Solomon identifies Beethoven’s greatest legacy: music that achieves a state of holiness through suffering. His ‘devotional journey’ leads us to a place of tranquillity that lies beyond the imagination of any other composer. It’s to be found especially in the only movement that reduced Beethoven himself to tears: the Cavatina of his String Quartet in B flat major, Opus 130. But he strives after it in all the significant works of his so-called Third Period, written in the decade before his death in 1827. And, despite all the fights he picked, he strove after it in his life, too.
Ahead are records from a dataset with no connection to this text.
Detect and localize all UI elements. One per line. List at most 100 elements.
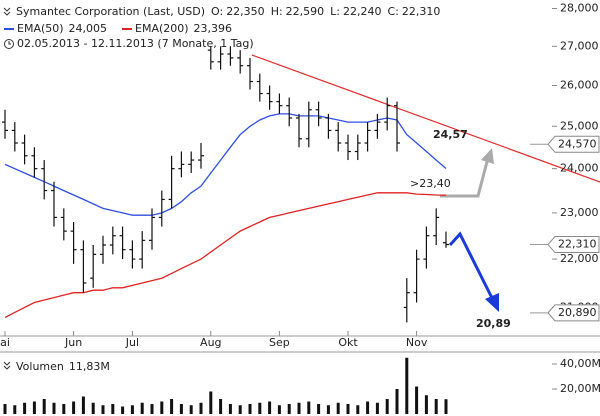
volume-bar [52, 402, 56, 414]
volume-bar [385, 399, 389, 414]
volume-bar [415, 386, 419, 414]
volume-bar [189, 405, 193, 414]
legend-entry: EMA(200) 23,396 [135, 22, 232, 35]
volume-name: Volumen [16, 360, 64, 373]
collapse-icon[interactable] [3, 361, 11, 370]
volume-bar [405, 357, 409, 414]
period: 02.05.2013 - 12.11.2013 (7 Monate, 1 Tag… [17, 37, 254, 50]
quote-label: C: [388, 5, 399, 18]
volume-bar [32, 401, 36, 414]
volume-bar [160, 401, 164, 414]
volume-bar [366, 401, 370, 414]
y-tick-label: 27,000 [560, 39, 599, 52]
volume-bar [307, 401, 311, 414]
quote-label: H: [271, 5, 283, 18]
volume-bar [121, 406, 125, 414]
quote-value: 22,590 [286, 5, 325, 18]
volume-bar [444, 399, 448, 414]
quote-value: 22,310 [402, 5, 441, 18]
x-tick-label: ai [0, 336, 10, 349]
level-label: 24,570 [558, 137, 597, 150]
legend-value: 23,396 [194, 22, 233, 35]
volume-bar [42, 399, 46, 414]
legend-name: EMA(200) [135, 22, 189, 35]
annotation: 24,57 [433, 128, 468, 141]
volume-bar [356, 405, 360, 414]
volume-bar [268, 401, 272, 414]
volume-bar [199, 402, 203, 414]
x-tick-label: Okt [338, 336, 358, 349]
level-box [547, 236, 600, 254]
volume-bar [219, 399, 223, 414]
volume-bar [62, 404, 66, 414]
ema-line [4, 113, 447, 216]
volume-bar [424, 395, 428, 414]
collapse-icon[interactable] [3, 7, 11, 16]
volume-bar [130, 405, 134, 414]
volume-bar [140, 402, 144, 414]
legend-name: EMA(50) [17, 22, 64, 35]
volume-tick-label: 40,00M [560, 357, 600, 370]
legend-entry: EMA(50) 24,005 [17, 22, 107, 35]
volume-bar [150, 404, 154, 414]
volume-bar [23, 402, 27, 414]
volume-bar [317, 404, 321, 414]
volume-bar [297, 402, 301, 414]
x-tick-label: Sep [269, 336, 290, 349]
volume-bar [13, 405, 17, 414]
level-label: 20,890 [558, 306, 597, 319]
y-tick-label: 25,000 [560, 119, 599, 132]
volume-bar [375, 402, 379, 414]
volume-bar [434, 399, 438, 414]
clock-hand [8, 41, 11, 45]
ema-line [4, 192, 447, 318]
up-arrow [440, 157, 490, 198]
annotation: >23,40 [410, 177, 451, 190]
annotation: 20,89 [476, 317, 511, 330]
volume-bar [238, 405, 242, 414]
volume-bar [277, 405, 281, 414]
trend-line [251, 54, 600, 183]
volume-bar [170, 399, 174, 414]
y-tick-label: 23,000 [560, 206, 599, 219]
volume-bar [346, 404, 350, 414]
y-tick-label: 26,000 [560, 79, 599, 92]
level-label: 22,310 [558, 238, 597, 251]
y-tick-label: 28,000 [560, 2, 599, 15]
x-tick-label: Aug [200, 336, 221, 349]
header-quote: Symantec Corporation (Last, USD) O: 22,350… [16, 5, 440, 18]
quote-value: 22,350 [226, 5, 265, 18]
volume-bar [326, 405, 330, 414]
y-tick-label: 24,000 [560, 162, 599, 175]
volume-bar [179, 404, 183, 414]
volume-bar [81, 396, 85, 414]
volume-bar [72, 401, 76, 414]
volume-bar [111, 404, 115, 414]
volume-bar [336, 402, 340, 414]
volume-bar [395, 389, 399, 414]
volume-bar [3, 404, 7, 414]
title: Symantec Corporation (Last, USD) [16, 5, 205, 18]
volume-bar [287, 404, 291, 414]
arrowhead [485, 293, 499, 312]
volume-bar [209, 391, 213, 414]
volume-last: 11,83M [69, 360, 110, 373]
quote-label: L: [330, 5, 340, 18]
volume-legend: Volumen 11,83M [16, 360, 110, 373]
quote-value: 22,240 [343, 5, 382, 18]
y-tick-label: 22,000 [560, 252, 599, 265]
volume-bar [258, 402, 262, 414]
down-arrow [448, 231, 495, 301]
level-box [547, 135, 600, 153]
volume-bar [101, 405, 105, 414]
x-tick-label: Nov [406, 336, 428, 349]
volume-bar [228, 404, 232, 414]
clock-icon[interactable] [4, 39, 14, 49]
arrowhead [481, 148, 494, 164]
volume-bar [248, 404, 252, 414]
x-tick-label: Jun [64, 336, 82, 349]
volume-bar [91, 402, 95, 414]
legend-value: 24,005 [69, 22, 108, 35]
He prayed every day and, though his unshakeable belief in God was far from orthodox, he was reconciled to the Catholic church on his deathbed.

Significantly, these were the only years in Beethoven’s life in which he was almost completely deaf. When he conducted the première of the Ninth Symphony in Vienna in 1824, he carried on beating time after one of the movements had finished and was un-aware of the audience’s applause and cheers. By now he had given up hope of a cure and abandoned the fist-shaking defiance of his ‘heroic’ period. And so we are confronted with an inevitable question. Could Beethoven have created the transcendent sound-world of his last piano sonatas and string quartets if he had not lost his own hearing?

We can only guess, but instinctively I feel that the answer is no: the cruel isolation of deafness created the possibility of writing music that slipped the bonds of earth to touch the face of God. That Beethoven grasped his opportunity is an achievement almost beyond comprehension. This year we are celebrating the anniversary not just of history’s greatest composer, but also one of its greatest human beings.

My top five recordings

Piano Concerto No. 1, Mitsuko Uchida, Berlin Philharmonic Orchestra, Simon Rattle (BPO)
The finale is the bounciest thing Beethoven ever wrote; Uchida and Rattle infuse it with special joy. A tiny unscripted flourish from the oboe in the last few bars is heart-stoppingly lovely.

 
Symphony No. 5, Ensemble Modern, Peter Eotvos (BMC)
A strangely thrilling Beethoven’s Fifth — strange, because tiny details spring out of what sounds like a big band. Eotvos has snuck microphones into a chamber orchestra — naughty, but a triumph.

 
Symphony No. 9, Berlin Philharmonic Orchestra, Wilhelm Furtwängler (Furtwängler Sound)
The skies darken terrifyingly in this 1942 performance of the Ninth. Did Furtwängler intend to unnerve the Nazi dignitaries in the audience?

 
Piano Sonata No. 31, Alfred Brendel (Decca)
This live performance from 2007 represents the great pianist’s final thoughts on Beethoven’s most personal piano sonata. It unfolds naturally, with masterly command of structure and no showing off. Less is more.

 
String Quartet No. 15, Busch Quartet (Warner)
Beethoven’s great hymn of thanksgiving to his Creator here acquires a metaphysical longing that no other string quartet has come close to achieving. Recorded over 80 years ago and still a desert-island choice.